Polk, however, has yet another interest in his busy life. He sits on the executive board of an outfit called the Carbon War Room, founded by Richard Branson, of Virgin fame, and Craig Cogut. The latter, of course, is founder and co-managing partner of Pegasus Capital Advisors, which claims as one of its ”strategic advisors” a certain Rajendra K Pachauri – for which post, he claims, he is paid nothing.
Thus, we have a gilded circle of the wealthy, all in the climate change business to make a buck or two, and all in some way connected to a network of environmental ”charities”, which are dishing out funds to activists at the sharp end, many of whom will be quite unaware of who their ultimate paymasters are.
And, if the hedge-fund contribution from CIFF – of over $2 million to the European Climate Foundation – looks generous, this is nothing compared with Polk’s other venture, Climateworks. This organisation emerged from a study commissioned by six foundations: The William and Flora Hewlett Foundation; The David and Lucile Packard Foundation; The Energy Foundation; Doris Duke Charitable Foundation; The Joyce Foundation; and The Oak Foundation.
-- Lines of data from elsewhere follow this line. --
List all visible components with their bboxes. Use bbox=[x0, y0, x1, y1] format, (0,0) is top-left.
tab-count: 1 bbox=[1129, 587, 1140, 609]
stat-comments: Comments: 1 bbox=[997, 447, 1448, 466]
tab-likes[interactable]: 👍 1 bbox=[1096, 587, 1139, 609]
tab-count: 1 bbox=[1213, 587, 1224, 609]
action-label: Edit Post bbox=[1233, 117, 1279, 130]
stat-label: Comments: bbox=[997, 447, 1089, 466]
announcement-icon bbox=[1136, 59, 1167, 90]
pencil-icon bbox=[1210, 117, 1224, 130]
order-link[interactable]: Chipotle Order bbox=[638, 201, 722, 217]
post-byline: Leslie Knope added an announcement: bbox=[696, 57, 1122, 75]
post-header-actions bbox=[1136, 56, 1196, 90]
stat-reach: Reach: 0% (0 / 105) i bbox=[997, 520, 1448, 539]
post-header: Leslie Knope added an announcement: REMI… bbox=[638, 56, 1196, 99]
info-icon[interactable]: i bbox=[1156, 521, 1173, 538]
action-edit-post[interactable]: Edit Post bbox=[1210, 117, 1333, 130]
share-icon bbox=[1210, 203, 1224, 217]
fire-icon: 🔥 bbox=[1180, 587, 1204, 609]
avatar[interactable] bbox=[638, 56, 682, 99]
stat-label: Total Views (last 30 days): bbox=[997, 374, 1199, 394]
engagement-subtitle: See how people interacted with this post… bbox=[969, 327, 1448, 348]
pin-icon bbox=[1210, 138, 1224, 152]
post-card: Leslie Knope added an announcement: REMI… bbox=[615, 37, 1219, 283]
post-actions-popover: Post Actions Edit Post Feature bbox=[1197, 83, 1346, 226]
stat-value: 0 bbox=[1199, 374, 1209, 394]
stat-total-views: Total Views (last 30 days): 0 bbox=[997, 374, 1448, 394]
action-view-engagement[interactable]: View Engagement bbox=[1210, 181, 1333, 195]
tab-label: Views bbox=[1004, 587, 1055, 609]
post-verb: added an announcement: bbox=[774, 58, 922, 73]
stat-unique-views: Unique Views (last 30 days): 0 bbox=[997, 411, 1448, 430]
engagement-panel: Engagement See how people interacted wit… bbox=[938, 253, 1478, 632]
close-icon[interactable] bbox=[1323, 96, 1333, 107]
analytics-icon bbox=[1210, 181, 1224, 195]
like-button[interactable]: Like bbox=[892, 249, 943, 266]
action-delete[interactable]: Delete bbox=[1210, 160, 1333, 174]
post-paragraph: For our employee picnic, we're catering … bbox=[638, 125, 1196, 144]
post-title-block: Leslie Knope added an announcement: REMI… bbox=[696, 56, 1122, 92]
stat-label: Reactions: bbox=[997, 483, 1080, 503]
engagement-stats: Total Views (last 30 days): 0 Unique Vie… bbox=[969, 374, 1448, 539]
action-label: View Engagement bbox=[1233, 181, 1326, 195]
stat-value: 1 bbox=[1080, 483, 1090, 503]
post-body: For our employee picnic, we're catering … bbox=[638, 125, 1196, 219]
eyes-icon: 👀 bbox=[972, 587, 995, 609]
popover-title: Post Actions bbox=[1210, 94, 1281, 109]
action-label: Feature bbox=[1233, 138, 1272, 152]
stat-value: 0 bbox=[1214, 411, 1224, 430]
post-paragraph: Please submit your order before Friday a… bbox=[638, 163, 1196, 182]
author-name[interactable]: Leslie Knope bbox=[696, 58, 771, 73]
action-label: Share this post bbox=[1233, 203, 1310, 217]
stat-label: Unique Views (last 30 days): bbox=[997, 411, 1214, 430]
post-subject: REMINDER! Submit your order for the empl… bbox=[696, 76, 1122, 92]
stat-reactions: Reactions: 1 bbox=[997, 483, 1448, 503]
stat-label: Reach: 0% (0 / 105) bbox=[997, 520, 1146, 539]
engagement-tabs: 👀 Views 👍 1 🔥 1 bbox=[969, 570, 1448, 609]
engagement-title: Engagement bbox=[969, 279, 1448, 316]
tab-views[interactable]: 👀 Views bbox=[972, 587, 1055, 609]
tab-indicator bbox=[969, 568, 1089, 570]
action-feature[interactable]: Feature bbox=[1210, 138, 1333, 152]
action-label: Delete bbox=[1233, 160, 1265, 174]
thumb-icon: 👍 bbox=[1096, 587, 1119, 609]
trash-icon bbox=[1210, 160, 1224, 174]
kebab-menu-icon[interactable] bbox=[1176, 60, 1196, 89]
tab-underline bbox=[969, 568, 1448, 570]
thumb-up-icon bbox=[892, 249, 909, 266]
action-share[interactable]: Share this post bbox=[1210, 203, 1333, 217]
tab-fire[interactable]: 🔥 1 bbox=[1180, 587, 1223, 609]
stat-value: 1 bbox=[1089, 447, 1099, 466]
Remarkably, in 2008, the William and Flora Hewlett Foundation awarded $481,505,182 to the ClimateWorks Foundation. And ClimateWorks is another of those ”funding partners” of the European Climate Foundation – having donated an unspecified sum to help set it up.
With all that money flowing around, however, readers will be pleased to learn that Dr R K Pachauri was not left out. In 2007, The Energy Foundation gave him, via TERI-NA, the sum of $75,000 for ”an educational outreach campaign to promote the 4th Assessment Report” (see page 43) – crumbs from the rich man’s table, but every little helps.